Unspoken rules and social convention once kept the gunfire out of churches, and street criminals would often show deference to the very old and very young. But recent shootings suggest a change.
Take off your hood in a house of God. Many thought that on Sunday afternoon, when three men in dark sweatshirts strode into a packed New Gethsemane Church of God in Christ in Richmond, CA. They wandered the aisles, apparently looking for someone.
When they found them, shots rang out.
“People were mostly cooperative. But most of them were facing forward,” Detective Sgt. Lee Hendricsen said, one day after the gunmen sent a 14-year-old boy and a 19-year-old man to the hospital with bullet wounds.
The attack followed last week’s shooting death of a pregnant woman in the street in front of her family’s home; a likely extension of hostilities between neighborhoods that flared anew with the shooting death of a man in a San Francisco night club two weeks ago, police said.

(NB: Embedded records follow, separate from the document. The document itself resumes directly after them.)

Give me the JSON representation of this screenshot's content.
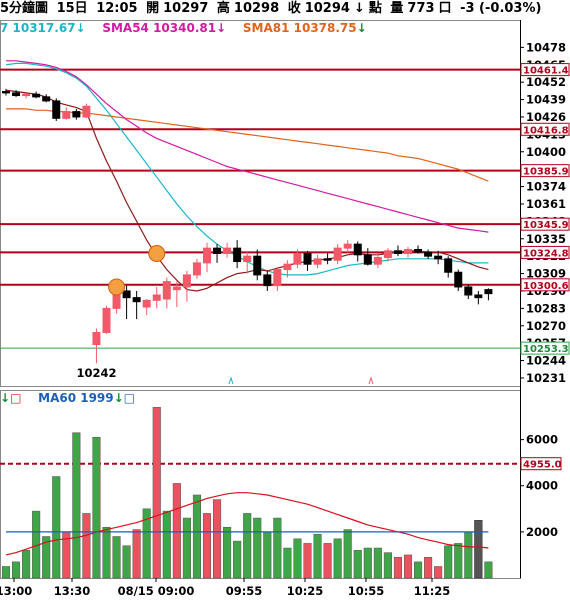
{
  "header": {
    "period": "5分鐘圖",
    "day": "15日",
    "time": "12:05",
    "open_label": "開",
    "open": "10297",
    "high_label": "高",
    "high": "10298",
    "close_label": "收",
    "close": "10294",
    "point_label": "點",
    "vol_label": "量",
    "volume": "773",
    "unit": "口",
    "change": "-3 (-0.03%)"
  },
  "ma_legend": [
    {
      "label": "7 10317.67",
      "color": "#19b7c8"
    },
    {
      "label": "SMA54 10340.81",
      "color": "#d21aa0"
    },
    {
      "label": "SMA81 10378.75",
      "color": "#e0641e"
    }
  ],
  "vol_legend": {
    "ma60": "MA60 1999",
    "ma60_color": "#1d5fb5"
  },
  "colors": {
    "up": "#f25a6a",
    "down": "#000000",
    "vol_up": "#e8535f",
    "vol_down": "#3fa548",
    "level_line": "#b0001a",
    "support_line": "#2ca84a",
    "ma_short": "#8b1a1a",
    "ma_cyan": "#19b7c8",
    "ma_magenta": "#d21aa0",
    "ma_orange": "#e0641e",
    "vol_ma_red": "#d8101c",
    "vol_ma_blue": "#1d5fb5"
  },
  "chart_data": [
    {
      "type": "candlestick",
      "ylim": [
        10225,
        10485
      ],
      "yticks": [
        10478,
        10465,
        10452,
        10439,
        10426,
        10413,
        10400,
        10387,
        10374,
        10361,
        10348,
        10335,
        10322,
        10309,
        10296,
        10283,
        10270,
        10257,
        10244,
        10231
      ],
      "levels": [
        {
          "value": 10461.4,
          "label": "10461.4"
        },
        {
          "value": 10416.8,
          "label": "10416.8"
        },
        {
          "value": 10385.9,
          "label": "10385.9"
        },
        {
          "value": 10345.9,
          "label": "10345.9"
        },
        {
          "value": 10324.8,
          "label": "10324.8"
        },
        {
          "value": 10300.6,
          "label": "10300.6"
        }
      ],
      "support": {
        "value": 10253.3,
        "label": "10253.3"
      },
      "low_annotation": "10242",
      "candles": [
        {
          "o": 10445,
          "h": 10447,
          "l": 10442,
          "c": 10444
        },
        {
          "o": 10444,
          "h": 10446,
          "l": 10441,
          "c": 10442
        },
        {
          "o": 10442,
          "h": 10444,
          "l": 10440,
          "c": 10443
        },
        {
          "o": 10443,
          "h": 10445,
          "l": 10440,
          "c": 10441
        },
        {
          "o": 10441,
          "h": 10443,
          "l": 10437,
          "c": 10438
        },
        {
          "o": 10438,
          "h": 10440,
          "l": 10423,
          "c": 10425
        },
        {
          "o": 10425,
          "h": 10433,
          "l": 10424,
          "c": 10430
        },
        {
          "o": 10430,
          "h": 10432,
          "l": 10424,
          "c": 10426
        },
        {
          "o": 10426,
          "h": 10436,
          "l": 10425,
          "c": 10434
        },
        {
          "o": 10256,
          "h": 10268,
          "l": 10242,
          "c": 10265
        },
        {
          "o": 10265,
          "h": 10285,
          "l": 10264,
          "c": 10283
        },
        {
          "o": 10283,
          "h": 10299,
          "l": 10279,
          "c": 10296
        },
        {
          "o": 10296,
          "h": 10300,
          "l": 10275,
          "c": 10291
        },
        {
          "o": 10291,
          "h": 10296,
          "l": 10275,
          "c": 10288
        },
        {
          "o": 10284,
          "h": 10290,
          "l": 10278,
          "c": 10289
        },
        {
          "o": 10289,
          "h": 10299,
          "l": 10283,
          "c": 10293
        },
        {
          "o": 10290,
          "h": 10306,
          "l": 10283,
          "c": 10303
        },
        {
          "o": 10297,
          "h": 10303,
          "l": 10284,
          "c": 10299
        },
        {
          "o": 10299,
          "h": 10311,
          "l": 10288,
          "c": 10308
        },
        {
          "o": 10308,
          "h": 10320,
          "l": 10305,
          "c": 10317
        },
        {
          "o": 10317,
          "h": 10332,
          "l": 10310,
          "c": 10328
        },
        {
          "o": 10328,
          "h": 10331,
          "l": 10317,
          "c": 10324
        },
        {
          "o": 10324,
          "h": 10332,
          "l": 10321,
          "c": 10328
        },
        {
          "o": 10328,
          "h": 10334,
          "l": 10313,
          "c": 10318
        },
        {
          "o": 10318,
          "h": 10325,
          "l": 10309,
          "c": 10322
        },
        {
          "o": 10322,
          "h": 10327,
          "l": 10304,
          "c": 10308
        },
        {
          "o": 10308,
          "h": 10311,
          "l": 10296,
          "c": 10300
        },
        {
          "o": 10300,
          "h": 10314,
          "l": 10296,
          "c": 10312
        },
        {
          "o": 10312,
          "h": 10319,
          "l": 10306,
          "c": 10316
        },
        {
          "o": 10316,
          "h": 10327,
          "l": 10313,
          "c": 10324
        },
        {
          "o": 10324,
          "h": 10326,
          "l": 10311,
          "c": 10316
        },
        {
          "o": 10316,
          "h": 10323,
          "l": 10313,
          "c": 10320
        },
        {
          "o": 10320,
          "h": 10324,
          "l": 10316,
          "c": 10319
        },
        {
          "o": 10319,
          "h": 10331,
          "l": 10316,
          "c": 10328
        },
        {
          "o": 10328,
          "h": 10334,
          "l": 10324,
          "c": 10331
        },
        {
          "o": 10331,
          "h": 10333,
          "l": 10318,
          "c": 10323
        },
        {
          "o": 10323,
          "h": 10328,
          "l": 10315,
          "c": 10316
        },
        {
          "o": 10316,
          "h": 10324,
          "l": 10313,
          "c": 10321
        },
        {
          "o": 10321,
          "h": 10328,
          "l": 10318,
          "c": 10326
        },
        {
          "o": 10326,
          "h": 10330,
          "l": 10322,
          "c": 10324
        },
        {
          "o": 10324,
          "h": 10329,
          "l": 10321,
          "c": 10327
        },
        {
          "o": 10327,
          "h": 10330,
          "l": 10324,
          "c": 10325
        },
        {
          "o": 10325,
          "h": 10327,
          "l": 10320,
          "c": 10322
        },
        {
          "o": 10322,
          "h": 10326,
          "l": 10316,
          "c": 10320
        },
        {
          "o": 10320,
          "h": 10322,
          "l": 10306,
          "c": 10310
        },
        {
          "o": 10310,
          "h": 10312,
          "l": 10296,
          "c": 10299
        },
        {
          "o": 10299,
          "h": 10301,
          "l": 10290,
          "c": 10293
        },
        {
          "o": 10293,
          "h": 10296,
          "l": 10286,
          "c": 10291
        },
        {
          "o": 10297,
          "h": 10298,
          "l": 10289,
          "c": 10294
        }
      ],
      "ma_short": [
        10446,
        10445,
        10444,
        10443,
        10441,
        10437,
        10435,
        10433,
        10430,
        10410,
        10393,
        10378,
        10362,
        10348,
        10334,
        10322,
        10312,
        10304,
        10297,
        10296,
        10298,
        10302,
        10306,
        10309,
        10310,
        10312,
        10311,
        10313,
        10315,
        10317,
        10318,
        10319,
        10320,
        10321,
        10323,
        10324,
        10323,
        10323,
        10324,
        10325,
        10326,
        10326,
        10325,
        10325,
        10323,
        10320,
        10317,
        10314,
        10312
      ],
      "ma_cyan": [
        10465,
        10466,
        10466,
        10465,
        10464,
        10462,
        10459,
        10455,
        10449,
        10440,
        10431,
        10421,
        10411,
        10401,
        10391,
        10381,
        10371,
        10361,
        10352,
        10344,
        10337,
        10331,
        10326,
        10322,
        10318,
        10314,
        10311,
        10309,
        10308,
        10308,
        10308,
        10309,
        10311,
        10313,
        10315,
        10316,
        10317,
        10318,
        10319,
        10320,
        10320,
        10320,
        10320,
        10320,
        10319,
        10318,
        10317,
        10317,
        10317
      ],
      "ma_magenta": [
        10468,
        10468,
        10467,
        10466,
        10465,
        10463,
        10460,
        10456,
        10450,
        10443,
        10436,
        10430,
        10424,
        10419,
        10414,
        10410,
        10407,
        10404,
        10401,
        10398,
        10395,
        10392,
        10389,
        10387,
        10385,
        10383,
        10381,
        10379,
        10377,
        10375,
        10373,
        10371,
        10369,
        10367,
        10365,
        10363,
        10361,
        10359,
        10357,
        10355,
        10353,
        10351,
        10349,
        10347,
        10345,
        10343,
        10342,
        10341,
        10340
      ],
      "ma_orange": [
        10432,
        10432,
        10432,
        10431,
        10431,
        10430,
        10430,
        10429,
        10429,
        10428,
        10427,
        10426,
        10425,
        10424,
        10423,
        10422,
        10421,
        10420,
        10419,
        10418,
        10417,
        10416,
        10415,
        10414,
        10413,
        10412,
        10411,
        10410,
        10409,
        10408,
        10407,
        10406,
        10405,
        10404,
        10403,
        10402,
        10401,
        10400,
        10399,
        10397,
        10396,
        10395,
        10393,
        10391,
        10389,
        10387,
        10384,
        10381,
        10378
      ]
    },
    {
      "type": "bar",
      "title": "volume",
      "ylim": [
        0,
        7500
      ],
      "yticks": [
        2000,
        4000,
        6000
      ],
      "level": {
        "value": 4955,
        "label": "4955.0"
      },
      "xticks": [
        "13:00",
        "13:30",
        "08/15 09:00",
        "09:55",
        "10:25",
        "10:55",
        "11:25"
      ],
      "volumes": [
        {
          "v": 500,
          "up": false
        },
        {
          "v": 700,
          "up": false
        },
        {
          "v": 1200,
          "up": false
        },
        {
          "v": 2900,
          "up": false
        },
        {
          "v": 1800,
          "up": false
        },
        {
          "v": 4400,
          "up": false
        },
        {
          "v": 2000,
          "up": true
        },
        {
          "v": 6300,
          "up": false
        },
        {
          "v": 2800,
          "up": true
        },
        {
          "v": 6100,
          "up": false
        },
        {
          "v": 2200,
          "up": false
        },
        {
          "v": 1800,
          "up": false
        },
        {
          "v": 1400,
          "up": false
        },
        {
          "v": 2100,
          "up": true
        },
        {
          "v": 3000,
          "up": false
        },
        {
          "v": 7400,
          "up": true
        },
        {
          "v": 2900,
          "up": false
        },
        {
          "v": 4100,
          "up": true
        },
        {
          "v": 2600,
          "up": false
        },
        {
          "v": 3600,
          "up": false
        },
        {
          "v": 2800,
          "up": true
        },
        {
          "v": 3400,
          "up": true
        },
        {
          "v": 2200,
          "up": false
        },
        {
          "v": 1600,
          "up": false
        },
        {
          "v": 2800,
          "up": false
        },
        {
          "v": 2600,
          "up": false
        },
        {
          "v": 2000,
          "up": false
        },
        {
          "v": 2600,
          "up": false
        },
        {
          "v": 1300,
          "up": false
        },
        {
          "v": 1700,
          "up": false
        },
        {
          "v": 1500,
          "up": true
        },
        {
          "v": 1900,
          "up": false
        },
        {
          "v": 1500,
          "up": true
        },
        {
          "v": 1700,
          "up": false
        },
        {
          "v": 2100,
          "up": false
        },
        {
          "v": 1200,
          "up": false
        },
        {
          "v": 1300,
          "up": false
        },
        {
          "v": 1300,
          "up": false
        },
        {
          "v": 1100,
          "up": false
        },
        {
          "v": 900,
          "up": true
        },
        {
          "v": 1000,
          "up": true
        },
        {
          "v": 700,
          "up": false
        },
        {
          "v": 900,
          "up": true
        },
        {
          "v": 500,
          "up": true
        },
        {
          "v": 1400,
          "up": false
        },
        {
          "v": 1500,
          "up": false
        },
        {
          "v": 2000,
          "up": false
        },
        {
          "v": 2500,
          "up": false
        },
        {
          "v": 700,
          "up": false
        }
      ],
      "ma_red": [
        1000,
        1100,
        1250,
        1400,
        1550,
        1650,
        1700,
        1750,
        1850,
        2000,
        2100,
        2200,
        2300,
        2400,
        2550,
        2700,
        2850,
        3000,
        3150,
        3300,
        3450,
        3550,
        3650,
        3700,
        3700,
        3650,
        3600,
        3500,
        3400,
        3300,
        3200,
        3050,
        2900,
        2750,
        2600,
        2450,
        2300,
        2200,
        2100,
        2000,
        1900,
        1750,
        1650,
        1550,
        1450,
        1400,
        1350,
        1350,
        1300
      ],
      "ma_blue": [
        2000,
        2000,
        2000,
        2000,
        2000,
        2000,
        2000,
        2000,
        2000,
        2000,
        2000,
        2000,
        2000,
        2000,
        2000,
        2000,
        2000,
        2000,
        2000,
        2000,
        2000,
        2000,
        2000,
        2000,
        2000,
        2000,
        2000,
        2000,
        2000,
        2000,
        2000,
        2000,
        2000,
        2000,
        2000,
        2000,
        2000,
        2000,
        2000,
        2000,
        2000,
        2000,
        2000,
        2000,
        2000,
        2000,
        2000,
        2000,
        2000
      ]
    }
  ]
}
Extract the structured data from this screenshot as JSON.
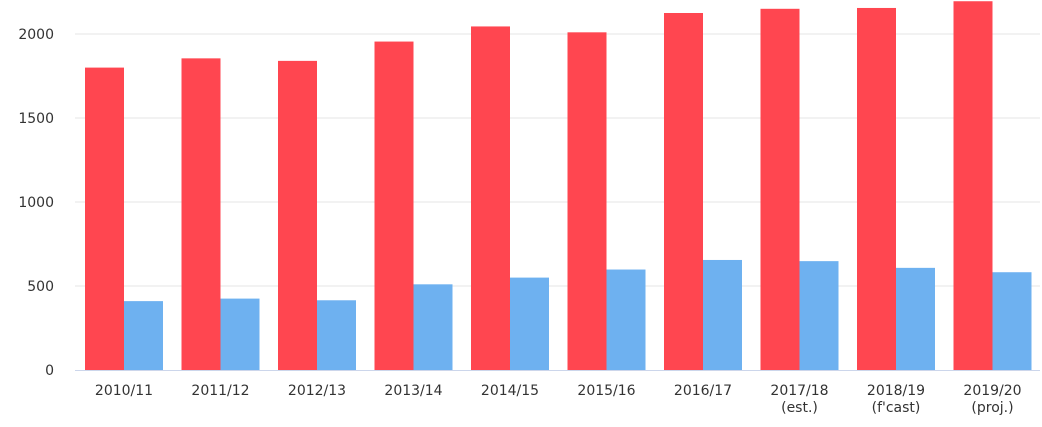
{
  "chart_data": {
    "type": "bar",
    "categories": [
      [
        "2010/11"
      ],
      [
        "2011/12"
      ],
      [
        "2012/13"
      ],
      [
        "2013/14"
      ],
      [
        "2014/15"
      ],
      [
        "2015/16"
      ],
      [
        "2016/17"
      ],
      [
        "2017/18",
        "(est.)"
      ],
      [
        "2018/19",
        "(f'cast)"
      ],
      [
        "2019/20",
        "(proj.)"
      ]
    ],
    "series": [
      {
        "color": "#ff4650",
        "values": [
          1800,
          1855,
          1840,
          1955,
          2045,
          2010,
          2125,
          2150,
          2155,
          2195
        ]
      },
      {
        "color": "#6eb1f0",
        "values": [
          410,
          425,
          415,
          510,
          550,
          598,
          655,
          648,
          608,
          582
        ]
      }
    ],
    "yticks": [
      "0",
      "500",
      "1000",
      "1500",
      "2000"
    ],
    "ylim": [
      0,
      2200
    ],
    "grid": true,
    "legend": "none",
    "title": "",
    "xlabel": "",
    "ylabel": ""
  }
}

The victim, 19-year-old Lawon Hall, had ties to a south Richmond group often in the mix with neighborhood street crime, police say. But whether his death relates to other recent shootings in Richmond remains a puzzle for detectives.
Sunday’s shooting, inside a church at the corner of 21st Street and Roosevelt Avenue during midday service, remains a mystery to police and community alike.